How to search for accounts with attributes that are not 'searchable'

Which IIQ version are you inquiring about?

Version 8.2

Please share any images or screenshots, if relevant.

Share all details related to your problem, including any error messages you may have received.

Trying to search for specific users of an application

querying one attribute that is ‘searchable’
but the other atttribute is not ‘searchable’
We made the attribute ‘searchable’ under ‘Global Settings > Identity Mappings’ but it did not come back with any results.

We appreciate your help with this. Thanks

Hi @tsobetski ,

Your query is not very clear. The given snippet suggests, you are trying to retrieve a link object based on application name and identity. But the query says using the identity searchable attribute to get a link object?

Can you elaborate the question once again? Also, you mentioned that a new attribute is made searchable, however when used it never returned any results. Have you performed a refresh on all the identities such that the newly made searchable attribute is updated properly for your query search?

Regards,
Uday Kilambi

@tsobetski you have do some more changes like changing .hbm files etc… pls check these links

Managing Extended Attributes - Compass (sailpoint.com)

1 new message (sailpointworks.blogspot.com)

Uday,

The query that you’re referencing is more skeleton code for what we would like to do. Our goal is to be able to reference linked attributes from these Applications. For example, we have a couple linked attributes under our SailPoint Authoritative Source application that are not searchable but we’d still like to query them for auditing purposes.

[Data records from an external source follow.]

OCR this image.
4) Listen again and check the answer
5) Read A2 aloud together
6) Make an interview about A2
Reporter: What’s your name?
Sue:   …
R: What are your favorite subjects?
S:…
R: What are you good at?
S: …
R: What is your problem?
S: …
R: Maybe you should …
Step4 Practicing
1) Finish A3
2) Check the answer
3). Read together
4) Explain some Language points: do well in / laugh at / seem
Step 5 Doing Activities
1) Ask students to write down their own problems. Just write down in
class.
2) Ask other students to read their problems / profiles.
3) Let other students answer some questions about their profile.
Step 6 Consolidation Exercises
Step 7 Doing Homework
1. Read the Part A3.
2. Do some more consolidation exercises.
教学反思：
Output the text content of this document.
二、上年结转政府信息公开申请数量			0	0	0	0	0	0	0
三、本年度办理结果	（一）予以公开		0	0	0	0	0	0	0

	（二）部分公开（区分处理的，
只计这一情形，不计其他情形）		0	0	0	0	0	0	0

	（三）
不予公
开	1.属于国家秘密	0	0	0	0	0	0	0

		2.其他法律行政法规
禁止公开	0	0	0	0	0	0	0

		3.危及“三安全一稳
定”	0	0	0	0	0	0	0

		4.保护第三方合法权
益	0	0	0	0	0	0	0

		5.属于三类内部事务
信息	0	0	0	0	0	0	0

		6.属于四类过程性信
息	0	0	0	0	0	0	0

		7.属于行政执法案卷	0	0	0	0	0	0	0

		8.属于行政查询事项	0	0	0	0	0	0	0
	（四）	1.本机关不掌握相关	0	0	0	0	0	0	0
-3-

you need to add the attribute in the IdentityExtended.xml file and add the column into DB.

You can update DB with the command console updateDB

All these non searchable attributes are store in attributes column , so either you need to use sql query . and if you use api then you need to use

For example :
Attributes attrs = link.getAttributes();
String cn = attrs.getString(“cn”);

Depending on your performance requirements, I think you have three options:

1. Promote the account attributes to identity attributes and ensure that the identity attributes are searchable and that you’ve added columns for them to your database schema
2. If your database supports it (like Oracle does), write a SQL query that parses the attributes XML and pulls out the values of interest. This ties you to the database vendor, the IIQ database schema, and the way IdentityIQ stores attributes, so it’s not the most robust solution.
3. Use a projection query to get the attributes of the Link objects, then check the attribute values. This isn’t a very scalable solution, but if you have some other criteria by which you are selecting the Links to examine and you just need to retrieve the attributes for output it might be fine.

This topic was automatically closed 60 days after the last reply. New replies are no longer allowed.